La missione mi ha stimolato ad un cammino di semplicità ed essenzialità, che sento il bisogno di rinnovare ogni giorno: davanti a fratelli e sorelle impoveriti e privati di ciò che è necessario ad una vita umana dignitosa, mi sento provocata a svegliarmi dai miei sonni, a convertirmi dalle mie lamentele, a non permettermi di adagiarmi in qualche tipo di comodità. Sento che fino a quando un fratello e una sorella saranno ancora nella sofferenza, nell’abbandono, sotto il peso della guerra, della violenza, dell’abuso, dell’indifferenza, dello sfruttamento, non ho alcun diritto di vivere una vita “tranquilla”.

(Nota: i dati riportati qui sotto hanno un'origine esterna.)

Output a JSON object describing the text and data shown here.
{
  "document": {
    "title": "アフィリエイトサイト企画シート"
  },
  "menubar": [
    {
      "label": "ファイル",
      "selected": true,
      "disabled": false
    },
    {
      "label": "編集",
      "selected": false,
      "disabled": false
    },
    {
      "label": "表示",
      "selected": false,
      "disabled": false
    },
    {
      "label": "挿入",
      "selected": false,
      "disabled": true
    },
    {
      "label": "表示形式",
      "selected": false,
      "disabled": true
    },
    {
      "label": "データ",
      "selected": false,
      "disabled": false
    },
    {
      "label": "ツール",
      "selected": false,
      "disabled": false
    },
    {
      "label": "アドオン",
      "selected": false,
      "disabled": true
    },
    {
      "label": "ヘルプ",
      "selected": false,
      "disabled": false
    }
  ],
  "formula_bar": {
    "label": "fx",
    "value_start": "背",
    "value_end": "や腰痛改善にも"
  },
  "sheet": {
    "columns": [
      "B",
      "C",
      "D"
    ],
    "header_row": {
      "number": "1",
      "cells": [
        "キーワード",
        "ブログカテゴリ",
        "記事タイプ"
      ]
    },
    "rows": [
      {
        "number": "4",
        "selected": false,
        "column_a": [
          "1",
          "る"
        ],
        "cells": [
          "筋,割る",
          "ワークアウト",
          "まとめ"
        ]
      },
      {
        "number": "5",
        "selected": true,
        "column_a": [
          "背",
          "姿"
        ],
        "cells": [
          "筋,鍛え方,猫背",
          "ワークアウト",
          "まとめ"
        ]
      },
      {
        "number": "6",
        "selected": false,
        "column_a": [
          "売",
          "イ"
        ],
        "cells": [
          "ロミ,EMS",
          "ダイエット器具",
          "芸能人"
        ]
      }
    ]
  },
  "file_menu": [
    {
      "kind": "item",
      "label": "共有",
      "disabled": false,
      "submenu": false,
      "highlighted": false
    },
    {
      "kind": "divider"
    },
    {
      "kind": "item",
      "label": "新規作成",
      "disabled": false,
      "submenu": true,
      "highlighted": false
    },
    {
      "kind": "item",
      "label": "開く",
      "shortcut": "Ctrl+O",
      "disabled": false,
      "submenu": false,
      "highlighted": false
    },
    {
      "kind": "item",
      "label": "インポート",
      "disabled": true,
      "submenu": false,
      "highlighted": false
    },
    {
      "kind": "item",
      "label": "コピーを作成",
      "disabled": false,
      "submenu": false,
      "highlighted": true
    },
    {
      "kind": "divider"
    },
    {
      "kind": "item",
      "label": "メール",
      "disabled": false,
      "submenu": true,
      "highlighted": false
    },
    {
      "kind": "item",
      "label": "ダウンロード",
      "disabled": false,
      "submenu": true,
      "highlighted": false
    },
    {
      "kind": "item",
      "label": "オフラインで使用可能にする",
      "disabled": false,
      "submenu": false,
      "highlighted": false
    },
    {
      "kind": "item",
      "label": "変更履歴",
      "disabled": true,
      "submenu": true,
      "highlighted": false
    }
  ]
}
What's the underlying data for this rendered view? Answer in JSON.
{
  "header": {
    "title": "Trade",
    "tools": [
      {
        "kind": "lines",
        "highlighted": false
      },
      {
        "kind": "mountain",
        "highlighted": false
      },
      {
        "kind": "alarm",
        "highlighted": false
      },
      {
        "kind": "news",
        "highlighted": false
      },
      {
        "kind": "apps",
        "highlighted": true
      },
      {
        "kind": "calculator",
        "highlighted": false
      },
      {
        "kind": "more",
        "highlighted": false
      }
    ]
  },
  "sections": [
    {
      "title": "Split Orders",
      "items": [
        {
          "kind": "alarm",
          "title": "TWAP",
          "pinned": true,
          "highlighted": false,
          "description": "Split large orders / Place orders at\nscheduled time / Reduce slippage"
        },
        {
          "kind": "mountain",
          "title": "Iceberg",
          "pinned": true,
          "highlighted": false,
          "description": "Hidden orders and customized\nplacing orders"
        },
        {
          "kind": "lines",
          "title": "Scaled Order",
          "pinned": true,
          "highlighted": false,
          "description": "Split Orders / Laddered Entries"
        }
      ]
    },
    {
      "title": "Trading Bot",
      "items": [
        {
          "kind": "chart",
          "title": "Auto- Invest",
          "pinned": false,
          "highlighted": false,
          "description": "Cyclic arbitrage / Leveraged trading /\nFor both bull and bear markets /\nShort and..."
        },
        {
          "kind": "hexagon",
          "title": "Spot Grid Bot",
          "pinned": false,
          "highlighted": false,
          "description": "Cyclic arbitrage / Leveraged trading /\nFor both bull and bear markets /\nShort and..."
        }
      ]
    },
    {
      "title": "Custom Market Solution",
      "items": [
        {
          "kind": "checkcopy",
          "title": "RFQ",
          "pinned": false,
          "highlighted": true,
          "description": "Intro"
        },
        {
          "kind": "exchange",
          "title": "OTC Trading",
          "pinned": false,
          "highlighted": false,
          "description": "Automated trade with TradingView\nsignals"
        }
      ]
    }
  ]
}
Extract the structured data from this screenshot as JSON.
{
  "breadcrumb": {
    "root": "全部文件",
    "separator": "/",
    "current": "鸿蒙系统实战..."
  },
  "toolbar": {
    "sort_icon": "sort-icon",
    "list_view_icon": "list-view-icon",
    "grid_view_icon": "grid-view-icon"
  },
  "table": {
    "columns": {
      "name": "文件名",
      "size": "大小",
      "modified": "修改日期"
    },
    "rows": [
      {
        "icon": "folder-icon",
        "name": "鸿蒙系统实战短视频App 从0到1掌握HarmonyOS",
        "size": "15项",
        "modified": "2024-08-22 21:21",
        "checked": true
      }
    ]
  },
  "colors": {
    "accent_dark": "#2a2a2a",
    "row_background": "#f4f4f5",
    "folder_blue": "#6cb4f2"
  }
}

Ancora, l’esperienza missionaria ha acceso in me una nuova sensibilità alla piccolezza, alla fragilità, alla vulnerabilità come luoghi in cui Dio ama abitare e dai quali Egli ama evangelizzare, lontano dai parametri della grandiosità, della visibilità, del potere, del dominio. Mi pare che tutto ciò possa avere dei risvolti in questo servizio alla vita consacrata, che, in qualsiasi forma essa si esprima, porta sempre in sé la dimensione missionaria».